Fort Worth Key Magazine’s staff

Publisher Keith Powell, who has a degree in Fine Arts from Austin College in Sherman, worked in Dallas for Saunders, Lubinski & White Advertising Agency as a graphic designer and the Horchow Collection as production manager. In Fort Worth, he was a graphic designer at the Barr Company.

In 1986, he started a freelance graphic design business called Powell Graphics Unlimited and officed with the Blue Moon Graphics group in Dallas. One of his clients was Evelyn Berger, who owned both the Dallas and Fort Worth Key Magazines.

Ms. Berger encouraged Powell to buy the Fort Worth Key, which he did in 1995. He published his first issue in April of that year.

Realizing Fort Worth Key Magazine needed an Internet presence; he put the magazine on line in July 1996. With that feature, advertisers have both print and electronic exposure for the entire month or longer, depending on the length of the advertiser’s agreement. (www.keymagfw.com)

Powell has the support of his family in this venture. Powell’s wife Staci serves as financial officer. His father, Alton Dee Powell, who was retiring after 47 years in the wholesale drug business, became vice-president and marketing manager of Fort Worth Key Magazine when purchase of the magazine came about. Powell’s mother, Foncell F.

Powell, a freelance writer with a background in journalism, became the editor of Fort Worth Key then too. Contributing writers have been the late Don Patterson, Kay Jones, Lauri Arnold and presently Michael H. Price.

‘At the front desk’

Over 10,000 copies of Fort Worth Key Magazine are distributed to 200-plus separate locations each month. That includes hotels, motels, tourist sites, museums, and convention and visitors’ bureaus.

“When a visitor goes to a hotel check-in, or to the concierge desk, he’ll most likely find a Key Magazine there,” says Powell.

9 reasons visitors need a monthly Key to this city

Each issue contains a comprehensive events calendar, telling guests what’s happening in Fort Worth, Grapevine, Grand Prairie, Denton, and Glen Rose.

Seven pages of easy-to-read maps “have been customized for easy navigation, highlighting major areas like our Museum District and Historic North Side,” Powell says.

Key is also the “visitor market guide” for families who relocate to this area.

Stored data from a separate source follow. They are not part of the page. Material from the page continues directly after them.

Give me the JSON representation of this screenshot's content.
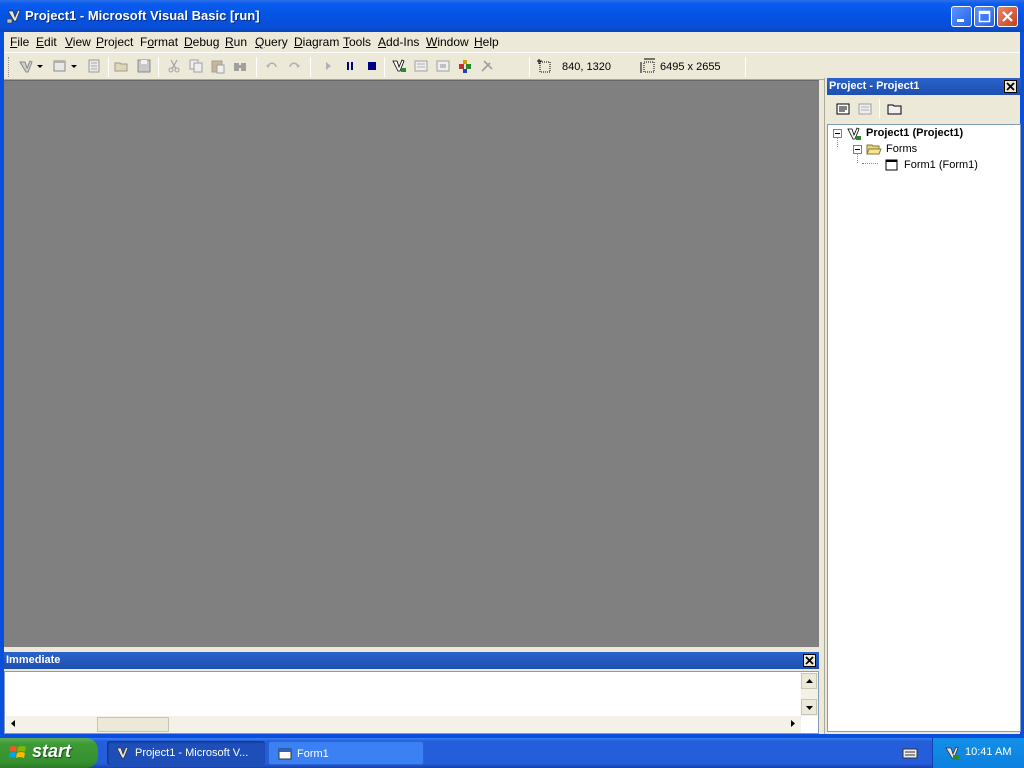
{
  "window": {
    "title": "Project1 - Microsoft Visual Basic [run]"
  },
  "menu": {
    "items": [
      {
        "label": "File",
        "accel": "F",
        "rest": "ile"
      },
      {
        "label": "Edit",
        "accel": "E",
        "rest": "dit"
      },
      {
        "label": "View",
        "accel": "V",
        "rest": "iew"
      },
      {
        "label": "Project",
        "accel": "P",
        "rest": "roject"
      },
      {
        "label": "Format",
        "accel": "o",
        "pre": "F",
        "rest": "rmat"
      },
      {
        "label": "Debug",
        "accel": "D",
        "rest": "ebug"
      },
      {
        "label": "Run",
        "accel": "R",
        "rest": "un"
      },
      {
        "label": "Query",
        "accel": "Q",
        "rest": "uery"
      },
      {
        "label": "Diagram",
        "accel": "D",
        "rest": "iagram"
      },
      {
        "label": "Tools",
        "accel": "T",
        "rest": "ools"
      },
      {
        "label": "Add-Ins",
        "accel": "A",
        "rest": "dd-Ins"
      },
      {
        "label": "Window",
        "accel": "W",
        "rest": "indow"
      },
      {
        "label": "Help",
        "accel": "H",
        "rest": "elp"
      }
    ]
  },
  "toolbar": {
    "position_readout": "840, 1320",
    "size_readout": "6495 x 2655"
  },
  "immediate": {
    "title": "Immediate"
  },
  "project_explorer": {
    "title": "Project - Project1",
    "tree": {
      "root": "Project1 (Project1)",
      "folder": "Forms",
      "item": "Form1 (Form1)"
    }
  },
  "taskbar": {
    "start_label": "start",
    "tasks": [
      {
        "label": "Project1 - Microsoft V...",
        "active": true
      },
      {
        "label": "Form1",
        "active": false
      }
    ],
    "clock": "10:41 AM"
  },
  "colors": {
    "title_blue": "#0353e3",
    "mdi_gray": "#808080",
    "face": "#ece9d8",
    "start_green": "#3c9a34"
  }
}
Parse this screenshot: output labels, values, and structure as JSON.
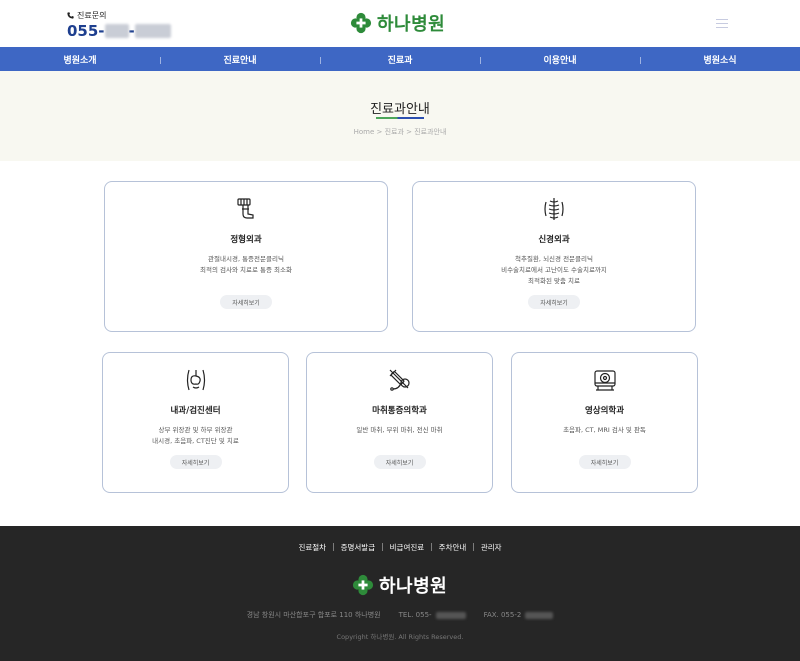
{
  "header": {
    "phone_label": "진료문의",
    "phone_prefix": "055-",
    "phone_dash": "-",
    "logo_text": "하나병원"
  },
  "nav": {
    "items": [
      "병원소개",
      "진료안내",
      "진료과",
      "이용안내",
      "병원소식"
    ]
  },
  "title_band": {
    "title": "진료과안내",
    "breadcrumb": "Home > 진료과 > 진료과안내"
  },
  "departments": [
    {
      "icon": "orthopedic-brace-icon",
      "title": "정형외과",
      "desc_lines": [
        "관절내시경, 통증전문클리닉",
        "최적의 검사와 치료로 통증 최소화"
      ],
      "button": "자세히보기"
    },
    {
      "icon": "spine-icon",
      "title": "신경외과",
      "desc_lines": [
        "척추질환, 뇌신경 전문클리닉",
        "비수술치료에서 고난이도 수술치료까지",
        "최적화된 맞춤 치료"
      ],
      "button": "자세히보기"
    },
    {
      "icon": "torso-organs-icon",
      "title": "내과/검진센터",
      "desc_lines": [
        "상부 위장관 및 하부 위장관",
        "내시경, 초음파, CT진단 및 치료"
      ],
      "button": "자세히보기"
    },
    {
      "icon": "syringe-stethoscope-icon",
      "title": "마취통증의학과",
      "desc_lines": [
        "일반 마취, 부위 마취, 전신 마취"
      ],
      "button": "자세히보기"
    },
    {
      "icon": "scanner-icon",
      "title": "영상의학과",
      "desc_lines": [
        "초음파, CT, MRI 검사 및 판독"
      ],
      "button": "자세히보기"
    }
  ],
  "footer": {
    "links": [
      "진료절차",
      "증명서발급",
      "비급여진료",
      "주차안내",
      "관리자"
    ],
    "logo_text": "하나병원",
    "address": "경남 창원시 마산합포구 합포로 110 하나병원",
    "tel_label": "TEL. 055-",
    "fax_label": "FAX. 055-2",
    "copyright": "Copyright 하나병원. All Rights Reserved."
  },
  "colors": {
    "nav_blue": "#3e67c4",
    "logo_green": "#2e8b3a",
    "card_border": "#b6c2d8",
    "footer_bg": "#262626",
    "title_band_bg": "#f8f8f1"
  }
}
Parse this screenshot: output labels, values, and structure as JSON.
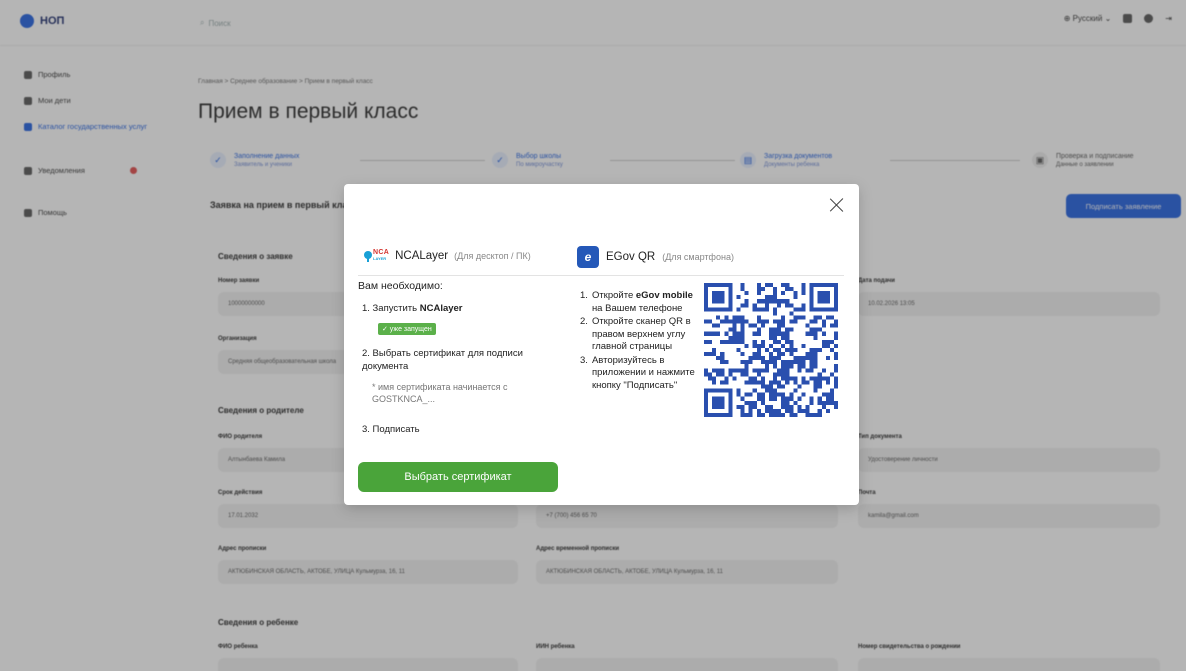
{
  "app": {
    "logo_text": "НОП",
    "search_placeholder": "Поиск",
    "language": "Русский"
  },
  "sidebar": {
    "items": [
      {
        "label": "Профиль"
      },
      {
        "label": "Мои дети"
      },
      {
        "label": "Каталог государственных услуг"
      },
      {
        "label": "Уведомления"
      },
      {
        "label": "Помощь"
      }
    ]
  },
  "page": {
    "breadcrumb": "Главная  >  Среднее образование  >  Прием в первый класс",
    "title": "Прием в первый класс",
    "steps": [
      {
        "title": "Заполнение данных",
        "subtitle": "Заявитель и ученики"
      },
      {
        "title": "Выбор школы",
        "subtitle": "По микроучастку"
      },
      {
        "title": "Загрузка документов",
        "subtitle": "Документы ребенка"
      },
      {
        "title": "Проверка и подписание",
        "subtitle": "Данные о заявлении"
      }
    ],
    "form_title": "Заявка на прием в первый класс",
    "submit_label": "Подписать заявление",
    "sections": {
      "application": "Сведения о заявке",
      "parent": "Сведения о родителе",
      "child": "Сведения о ребенке"
    },
    "fields": {
      "app_number_label": "Номер заявки",
      "app_number_value": "10000000000",
      "date_label": "Дата подачи",
      "date_value": "10.02.2026 13:05",
      "org_label": "Организация",
      "org_value": "Средняя общеобразовательная школа",
      "parent_name_label": "ФИО родителя",
      "parent_name_value": "Алтынбаева Камила",
      "doc_type_label": "Тип документа",
      "doc_type_value": "Удостоверение личности",
      "validity_label": "Срок действия",
      "validity_value": "17.01.2032",
      "phone_value": "+7 (700) 456 65 70",
      "email_label": "Почта",
      "email_value": "kamila@gmail.com",
      "reg_address_label": "Адрес прописки",
      "reg_address_value": "АКТЮБИНСКАЯ ОБЛАСТЬ, АКТОБЕ, УЛИЦА Кульмурза, 16, 11",
      "actual_address_label": "Адрес временной прописки",
      "actual_address_value": "АКТЮБИНСКАЯ ОБЛАСТЬ, АКТОБЕ, УЛИЦА Кульмурза, 16, 11",
      "child_name_label": "ФИО ребенка",
      "child_iin_label": "ИИН ребенка",
      "child_cert_label": "Номер свидетельства о рождении"
    }
  },
  "modal": {
    "nca_tab": {
      "logo_top": "NCA",
      "logo_bottom": "LAYER",
      "title": "NCALayer",
      "subtitle": "(Для десктоп / ПК)"
    },
    "egov_tab": {
      "logo": "e",
      "title": "EGov QR",
      "subtitle": "(Для смартфона)"
    },
    "need_label": "Вам необходимо:",
    "steps": {
      "s1_prefix": "1. Запустить ",
      "s1_bold": "NCAlayer",
      "running_badge": "✓ уже запущен",
      "s2": "2. Выбрать сертификат для подписи документа",
      "hint": "* имя сертификата начинается с GOSTKNCA_...",
      "s3": "3. Подписать"
    },
    "choose_button": "Выбрать сертификат",
    "egov_steps": {
      "n1": "1.",
      "t1_a": "Откройте ",
      "t1_b": "eGov mobile",
      "t1_c": " на Вашем телефоне",
      "n2": "2.",
      "t2": "Откройте сканер QR в правом верхнем углу главной страницы",
      "n3": "3.",
      "t3": "Авторизуйтесь в приложении и нажмите кнопку \"Подписать\""
    }
  }
}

It’s smaller and easier to use than local newspapers, because most visitors don’t know “which section will tell them where they can eat, buy boots, see a play, hear a symphony, or see museum exhibits,” Powell explains.

Key also makes more sense for a visitor than a hotel’s TV schedule, which tells then mainly what shows to watch in their rooms,” Powell says. “We encourage visitors to get out and about!”

“Most guide books are good,” Powell adds, “but many aren’t current. Ours is updated every month.”

“We’re circulated in the places where visitors stay,” Powell says, noting that the magazines are distributed to an astounding 129 area hotels and motels.

With Fort Worth Key’s Internet presence, advertisers have both print and electronic exposure for the entire month or longer, depending on the length of the advertiser’s agreement.

Key is celebrating its 40th year as Fort Worth’s best visitor’s guide,” Powell concludes. “We stay around to help people get around better!”